The motion did not pass — four council members voted in favor of the proposal, one voted against it, and one abstained, with three council members absent.

“(The law) is not defined,” said Councilmember Kate Harrison, who was in favor of the proposal. “I’m on the side of humanitarian.”

Some facts that had been presented at the meeting were unclear, according to Harrison. She added that there is no evidence that the crimes reported to the police that occurred at the marina were committed by the residents.

“Our entire region is in the midst of an affordability and housing crisis, which will require creative thinking to alleviate suffering,” Arreguín said in an email. “We need to have compassion and empathy for the less fortunate, many of whom simply have nowhere to go.”

Amber Whitson, a vehicular resident of the marina, attended the special meeting and said she was heartened that so many advocates came and spoke in favor for the vehicle community.

Although the City Council vote defeated the proposal, another proposal to allow the vehicular community to remain for one more week passed, Harrison said. A group launched by Arreguín on June 26 is looking for a new place for vehicular residents to reside.

“I am incredibly disappointed that we were not able to find a way for RV campers at HS Lordships to remain throughout the month but remain committed to finding a permanent location in the city – and elsewhere in Alameda County — for an RV park,” Arreguín said in an email.

According to Whitson, the vehicular community still needed to pay the parking fee for the Fourth of July celebrations in the Marina, but an anonymous donor paid the parking permit fee — worth about $1,100 — for the whole community.

Whitson said the best solution, for her, would be to find an area in the city where the members of the vehicular community can all move and live together.

“We’re happy to stay … because we don’t have anywhere else to go,” Whitson said. “They have a responsibility to give us space.”

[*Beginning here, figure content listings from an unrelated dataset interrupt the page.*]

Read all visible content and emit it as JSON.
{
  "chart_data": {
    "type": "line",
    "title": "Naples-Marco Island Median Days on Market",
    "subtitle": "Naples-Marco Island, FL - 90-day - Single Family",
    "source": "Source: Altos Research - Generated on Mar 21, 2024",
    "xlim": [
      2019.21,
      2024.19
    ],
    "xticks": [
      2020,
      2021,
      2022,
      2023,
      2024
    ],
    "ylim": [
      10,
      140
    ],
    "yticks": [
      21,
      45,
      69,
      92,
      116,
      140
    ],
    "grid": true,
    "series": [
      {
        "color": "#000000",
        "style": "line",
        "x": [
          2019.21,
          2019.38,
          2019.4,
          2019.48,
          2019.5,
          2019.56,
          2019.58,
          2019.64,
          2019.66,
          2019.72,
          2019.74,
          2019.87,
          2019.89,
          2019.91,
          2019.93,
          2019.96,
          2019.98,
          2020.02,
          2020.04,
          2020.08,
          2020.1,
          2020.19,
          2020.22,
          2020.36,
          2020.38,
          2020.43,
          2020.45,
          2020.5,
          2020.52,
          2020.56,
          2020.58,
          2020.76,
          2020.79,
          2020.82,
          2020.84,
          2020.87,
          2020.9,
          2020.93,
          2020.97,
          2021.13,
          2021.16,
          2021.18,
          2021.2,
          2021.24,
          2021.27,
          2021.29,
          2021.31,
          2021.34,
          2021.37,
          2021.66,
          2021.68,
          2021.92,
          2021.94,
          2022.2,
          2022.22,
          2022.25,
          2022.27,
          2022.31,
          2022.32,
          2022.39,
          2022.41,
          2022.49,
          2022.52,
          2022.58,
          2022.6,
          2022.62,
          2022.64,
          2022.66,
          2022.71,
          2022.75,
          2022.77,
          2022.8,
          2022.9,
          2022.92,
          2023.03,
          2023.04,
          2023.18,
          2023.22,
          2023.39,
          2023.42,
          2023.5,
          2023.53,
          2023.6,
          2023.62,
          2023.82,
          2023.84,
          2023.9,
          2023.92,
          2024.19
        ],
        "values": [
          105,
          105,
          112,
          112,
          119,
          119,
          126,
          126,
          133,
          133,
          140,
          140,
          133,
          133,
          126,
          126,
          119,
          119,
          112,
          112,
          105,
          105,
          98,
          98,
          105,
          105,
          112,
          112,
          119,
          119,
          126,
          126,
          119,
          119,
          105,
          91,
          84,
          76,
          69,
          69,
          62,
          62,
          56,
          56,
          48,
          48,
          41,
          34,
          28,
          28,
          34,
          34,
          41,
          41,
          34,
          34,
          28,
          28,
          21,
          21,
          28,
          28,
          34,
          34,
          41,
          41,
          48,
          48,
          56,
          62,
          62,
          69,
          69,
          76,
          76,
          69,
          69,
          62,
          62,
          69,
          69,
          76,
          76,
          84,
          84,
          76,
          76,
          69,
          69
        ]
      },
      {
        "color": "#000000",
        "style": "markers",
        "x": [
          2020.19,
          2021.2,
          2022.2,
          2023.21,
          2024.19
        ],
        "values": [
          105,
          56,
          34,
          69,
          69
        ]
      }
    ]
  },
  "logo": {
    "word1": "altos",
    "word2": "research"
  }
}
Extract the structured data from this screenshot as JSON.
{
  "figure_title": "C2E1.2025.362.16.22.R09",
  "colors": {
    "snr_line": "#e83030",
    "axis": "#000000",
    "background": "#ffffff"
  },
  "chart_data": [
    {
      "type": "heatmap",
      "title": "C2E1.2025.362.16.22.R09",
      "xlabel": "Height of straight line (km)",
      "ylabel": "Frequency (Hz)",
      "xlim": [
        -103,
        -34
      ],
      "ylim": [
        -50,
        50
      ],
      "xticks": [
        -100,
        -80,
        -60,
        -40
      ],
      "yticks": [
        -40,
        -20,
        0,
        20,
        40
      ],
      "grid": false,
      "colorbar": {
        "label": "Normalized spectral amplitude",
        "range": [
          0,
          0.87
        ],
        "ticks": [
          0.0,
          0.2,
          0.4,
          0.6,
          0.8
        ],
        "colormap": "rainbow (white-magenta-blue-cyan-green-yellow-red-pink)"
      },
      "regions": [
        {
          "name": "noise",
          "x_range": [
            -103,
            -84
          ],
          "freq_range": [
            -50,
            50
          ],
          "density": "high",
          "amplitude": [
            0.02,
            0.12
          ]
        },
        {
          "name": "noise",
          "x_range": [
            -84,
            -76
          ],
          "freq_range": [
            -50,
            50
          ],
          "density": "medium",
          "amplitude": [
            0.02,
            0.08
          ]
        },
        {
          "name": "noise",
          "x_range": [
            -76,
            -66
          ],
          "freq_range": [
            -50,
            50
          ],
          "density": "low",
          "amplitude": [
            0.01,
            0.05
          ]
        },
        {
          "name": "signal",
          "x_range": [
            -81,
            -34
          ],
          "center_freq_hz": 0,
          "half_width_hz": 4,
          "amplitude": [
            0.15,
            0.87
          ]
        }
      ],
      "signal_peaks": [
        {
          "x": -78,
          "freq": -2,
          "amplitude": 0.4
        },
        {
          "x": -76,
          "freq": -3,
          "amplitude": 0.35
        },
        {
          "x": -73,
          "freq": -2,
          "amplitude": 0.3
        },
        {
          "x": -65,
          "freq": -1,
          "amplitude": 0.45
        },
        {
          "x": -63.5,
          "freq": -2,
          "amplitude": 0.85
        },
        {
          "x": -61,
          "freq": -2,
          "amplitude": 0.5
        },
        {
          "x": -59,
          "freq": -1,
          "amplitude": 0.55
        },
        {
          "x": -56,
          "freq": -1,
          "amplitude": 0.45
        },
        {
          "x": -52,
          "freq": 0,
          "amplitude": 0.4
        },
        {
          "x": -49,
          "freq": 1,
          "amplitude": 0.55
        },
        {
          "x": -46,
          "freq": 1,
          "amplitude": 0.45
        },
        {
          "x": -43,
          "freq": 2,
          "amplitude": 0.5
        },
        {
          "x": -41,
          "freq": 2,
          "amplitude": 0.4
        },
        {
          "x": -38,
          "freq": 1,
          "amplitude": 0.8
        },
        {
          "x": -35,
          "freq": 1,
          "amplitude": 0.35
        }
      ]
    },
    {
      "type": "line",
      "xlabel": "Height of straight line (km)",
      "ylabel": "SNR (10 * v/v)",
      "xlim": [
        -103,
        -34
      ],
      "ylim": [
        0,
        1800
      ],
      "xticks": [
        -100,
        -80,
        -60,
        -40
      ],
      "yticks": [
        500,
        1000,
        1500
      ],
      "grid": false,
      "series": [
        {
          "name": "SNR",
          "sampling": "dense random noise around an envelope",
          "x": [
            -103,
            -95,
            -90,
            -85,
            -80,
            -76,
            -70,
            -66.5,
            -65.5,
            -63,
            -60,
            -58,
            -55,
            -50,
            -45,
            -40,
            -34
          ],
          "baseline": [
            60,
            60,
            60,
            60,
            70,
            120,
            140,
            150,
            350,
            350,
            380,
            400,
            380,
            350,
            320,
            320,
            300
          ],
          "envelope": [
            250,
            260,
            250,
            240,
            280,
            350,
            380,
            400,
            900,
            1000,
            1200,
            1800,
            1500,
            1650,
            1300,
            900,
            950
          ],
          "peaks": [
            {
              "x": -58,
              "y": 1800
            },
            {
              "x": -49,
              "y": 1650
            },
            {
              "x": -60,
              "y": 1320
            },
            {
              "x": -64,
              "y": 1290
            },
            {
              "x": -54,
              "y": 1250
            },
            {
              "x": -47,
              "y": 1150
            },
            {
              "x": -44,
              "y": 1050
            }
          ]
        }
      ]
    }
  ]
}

Councilmember Kriss Worthington said he dissented the proposal because it was illegal, adding that if residents should be allowed to live at the marina, the city must codify it with appropriate laws. Worthington also said a possible remedy would be to ask property owners if they are willing to allow vehicular residents to park in their driveways, backyards and other property.

“The idea was well-intended but problematic. The motion was defeated because it is unconstitutional, discriminatory and illegal, and I don’t want to be one of all three of it,” Worthington said.